In an earlier post, we saw the drama of the dowager queen Elizabeth seeking sanctuary at Westminster and the disappearance and likely murder of her two sons in 1483. Thomas More in his later account claimed one of the princes’ killers fled to sanctuary.
In his History of King Richard the Thirde, More said Richard III had deputized Sir James Tyrell to take care of the princes (“take care of” in the Tony Soprano sense). Tyrell in turn sent two servants, Miles Forrest and John Dighton, to smother them.
Afterwards, according to More, Forrest fled to St Martin le Grand for asylum.

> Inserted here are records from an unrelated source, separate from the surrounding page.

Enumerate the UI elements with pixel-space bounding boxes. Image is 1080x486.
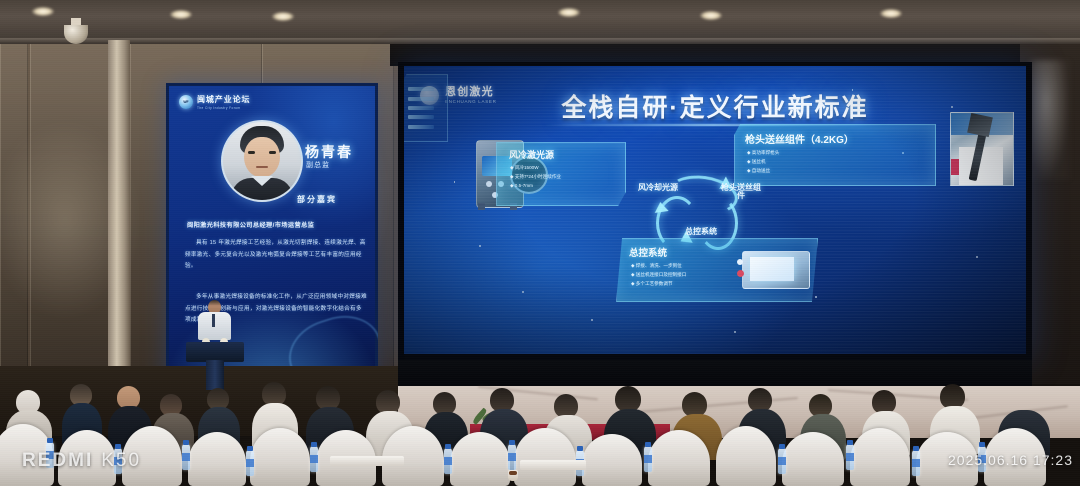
- camera-watermark: REDMIK50: [22, 450, 141, 472]
- ceiling-downlight: [32, 7, 54, 16]
- welding-gun-photo: [950, 112, 1014, 186]
- timestamp-watermark: 2025.06.16 17:23: [948, 452, 1073, 468]
- forum-logo-icon: WF: [179, 95, 193, 109]
- control-system-device-image: [734, 249, 810, 293]
- panel-gun-wire-feeder-bullet: ◆ 自动送丝: [747, 168, 935, 174]
- presentation-screen: 恩创激光 ENCHUANG LASER 全栈自研·定义行业新标准 风冷激光源 ◆…: [404, 66, 1026, 354]
- water-bottle: [508, 444, 516, 470]
- water-bottle: [644, 446, 652, 472]
- panel-laser-source-heading: 风冷激光源: [509, 148, 625, 161]
- audience-area: [0, 372, 1080, 486]
- speaker-role: 副总监: [306, 160, 330, 170]
- audience-chair: [648, 430, 710, 486]
- cycle-node-control-system: 总控系统: [678, 228, 724, 236]
- speaker-bio-paragraph-1: 具有 15 年激光焊接工艺经验，从激光切割焊接、连续激光焊、高频率激光、多元复合…: [185, 238, 367, 273]
- panel-laser-source-bullet: ◆ 风冷1500W: [510, 165, 625, 171]
- audience-chair: [250, 428, 310, 486]
- workflow-cycle-diagram: 风冷却光源 枪头送丝组件 总控系统: [634, 174, 766, 246]
- paper-cup: [508, 470, 518, 481]
- wall-light-pool: [0, 120, 140, 320]
- audience-chair: [716, 426, 776, 486]
- audience-chair: [450, 432, 510, 486]
- forum-logo: WF 闽城产业论坛 The City Industry Forum: [179, 94, 250, 110]
- panel-laser-source: 风冷激光源 ◆ 风冷1500W ◆ 支持7*24小时连续作业 ◆ 0.5-7mm: [496, 142, 626, 206]
- ceiling-dome-camera-icon: [64, 18, 88, 44]
- ceiling-downlight: [880, 9, 902, 18]
- podium-top: [186, 342, 244, 362]
- audience-chair: [850, 428, 910, 486]
- conference-photo: 恩创激光 ENCHUANG LASER 全栈自研·定义行业新标准 风冷激光源 ◆…: [0, 0, 1080, 486]
- speaker-avatar: [221, 120, 303, 202]
- laser-rack-slots: [408, 82, 434, 134]
- panel-laser-source-bullet: ◆ 支持7*24小时连续作业: [510, 174, 625, 180]
- cycle-arrow-icon: [653, 201, 668, 213]
- forum-name-cn: 闽城产业论坛: [197, 94, 250, 105]
- slide-title: 全栈自研·定义行业新标准: [404, 88, 1026, 124]
- forum-name-en: The City Industry Forum: [197, 106, 250, 110]
- cycle-node-gun-feeder: 枪头送丝组件: [718, 184, 764, 201]
- water-bottle: [246, 450, 254, 476]
- speaker-name: 杨青春: [305, 142, 353, 162]
- panel-gun-wire-feeder-bullet: ◆ 送丝机: [747, 159, 935, 165]
- audience-chair: [188, 432, 246, 486]
- panel-laser-source-bullet: ◆ 0.5-7mm: [510, 183, 625, 189]
- speaker-organization: 闽阳激光科技有限公司总经理/市场运营总监: [187, 220, 367, 229]
- presenter-lanyard: [212, 314, 215, 327]
- water-bottle: [778, 448, 786, 474]
- watermark-model: K50: [101, 450, 141, 471]
- audience-chair: [782, 432, 844, 486]
- wall-artwork: [1030, 60, 1070, 180]
- audience-table-edge: [330, 456, 404, 466]
- cycle-node-laser-source: 风冷却光源: [636, 184, 680, 192]
- water-bottle: [912, 450, 920, 476]
- panel-gun-wire-feeder-heading: 枪头送丝组件（4.2KG）: [745, 131, 935, 146]
- audience-chair: [582, 434, 642, 486]
- ceiling-downlight: [272, 12, 294, 21]
- ceiling-downlight: [700, 11, 722, 20]
- water-bottle: [182, 444, 190, 470]
- audience-chair: [514, 428, 576, 486]
- water-bottle: [310, 446, 318, 472]
- water-bottle: [846, 444, 854, 470]
- watermark-brand: REDMI: [22, 450, 93, 471]
- water-bottle: [444, 448, 452, 474]
- panel-gun-wire-feeder-bullet: ◆ 高功率焊枪头: [747, 150, 935, 156]
- ceiling-downlight: [558, 8, 580, 17]
- audience-table-edge: [520, 460, 586, 470]
- banner-section-tag: 部分嘉宾: [297, 194, 337, 205]
- ceiling-downlight: [170, 10, 192, 19]
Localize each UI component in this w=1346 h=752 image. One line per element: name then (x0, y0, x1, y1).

In sanctuary, More rather graphically related, Forrest “piecemeal rotted away.” More’s account is very partisan; in my original version of this post I had written that we don’t know what it was based on, but historian Tim Thornton has recently argued that More surely knew and likely got his information from Forrest’s sons, who worked alongside him in the king’s service. As I noted before I read Thornton’s piece, there was a man named Miles Forrest, termed “the king’s servant,” whose widow was given an annuity in 1484. Reward for services done?

More’s text is the only evidence Forrest sought sanctuary, however – and we can only guess what could have caused him to “piecemeal rot away” between the summer of 1483 and September 1484 when his widow was given this grant.
Thomas More, in Complete Works 2:85, 87; CPR 1476-85, 473.